Later that night, at a meeting of the Women’s Political Council, 35,000 handbills were made and circulated to all black schools in Montgomery. According to Time magazine, they read: “We are … asking every Negro to stay off the buses Monday in protest of the arrest and trial. … You can afford to stay out of school for one day. If you work, take a cab, or walk. But please, children and grownups, don’t ride the bus at all on Monday. Please stay off the buses Monday.”
Monday came, and so did a strong chance of rain, but blacks in Montgomery stayed off the buses. Many walked, joined several car pools, or caught black-operated cabs that stopped at public bus stops for 10 cents, which was the standard bus fare.
The following day, Parks was found guilty of failure to comply with a city ordinance and fined $14, which she did not pay. As a result, the Montgomery Improvement Association was formed. Its leader was a young minister of Dexter Baptist Church and a relative newcomer to the city, Dr. Martin Luther King Jr.
The Montgomery Bus boycott lasted 381 days and financially devastated Montgomery’s public transportation system.
Parks’ case reached the U.S. Supreme Court, and in November 1956, the high court ruled that segregation on transportation is unconstitutional. Montgomery’s public transportation system was legally integrated Dec. 21, 1956.
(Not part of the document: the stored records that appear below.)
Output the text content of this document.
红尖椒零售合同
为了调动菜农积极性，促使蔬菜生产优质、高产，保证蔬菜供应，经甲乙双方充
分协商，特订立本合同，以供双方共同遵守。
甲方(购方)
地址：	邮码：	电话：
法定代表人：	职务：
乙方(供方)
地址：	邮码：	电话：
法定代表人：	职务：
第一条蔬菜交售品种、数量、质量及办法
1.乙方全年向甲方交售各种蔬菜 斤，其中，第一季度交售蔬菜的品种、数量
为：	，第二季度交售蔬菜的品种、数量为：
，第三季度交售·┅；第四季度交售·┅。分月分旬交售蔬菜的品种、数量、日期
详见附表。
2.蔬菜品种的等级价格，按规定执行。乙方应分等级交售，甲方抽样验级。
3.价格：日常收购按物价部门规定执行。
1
After losing her job and receiving many death threats, Rosa and Raymond Parks moved to Detroit in 1957. Rosa Parks got a position in the office of Rep. John Conyers, a Michigan Democrat.
Although Parks never quite became comfortable with the spotlight, she understood her integral role in the civil rights movement.
“I understand I am a symbol,” she wrote. However, “I am still uncomfortable with the credit given to me for starting the bus boycott; I would like people to know I was not the only person involved. I was just one of many who fought for freedom.”
Parks’ commitment to equality did not end with desegregation of transportation; she went on to become a vocal opponent of apartheid in South Africa and the co-founder of the Rosa and Raymond Parks Institute for Self Development, a nonprofit organization dedicated to helping youth reach their fullest potential.
In February of 1990, she was honored at Washington’s Kennedy Center on her 77th birthday and would later receive several prestigious awards, including the Medal of Freedom, presented by then-President Clinton in 1996. Three years later, she was given the Congressional Gold Medal of Honor.
Troy State University erected the $10 million Rosa Parks Library and Museum in her honor in December 2000. It features a replica of the bus where the exchange between Rosa and bus driver took place, and historic documents loaned by the City of Montgomery.
The bus on which Parks refused to surrender her seat was purchased in 2001 for $492,000 and is on display at the Henry Ford Museum in Dearborn, Mich.
In September 1994, Parks was robbed and beaten in her Detroit apartment. She wrote of the event, “I pray for this young man and the conditions in our country that have made him this way. Despite the violence and crime in our society, we should not let fear overwhelm us. We must remain strong.”
She fully recovered from the incident and participated in the Million Man March in Washington, D.C. in October 1995.
Parks wrote several books, including “Quiet Strength,” which chronicles her life and the historical day in 1955, as well as a children’s book entitled, “Rosa Parks: My Story.”
She died on Oct. 24, 2005 of natural causes at her home in Detroit at age 92.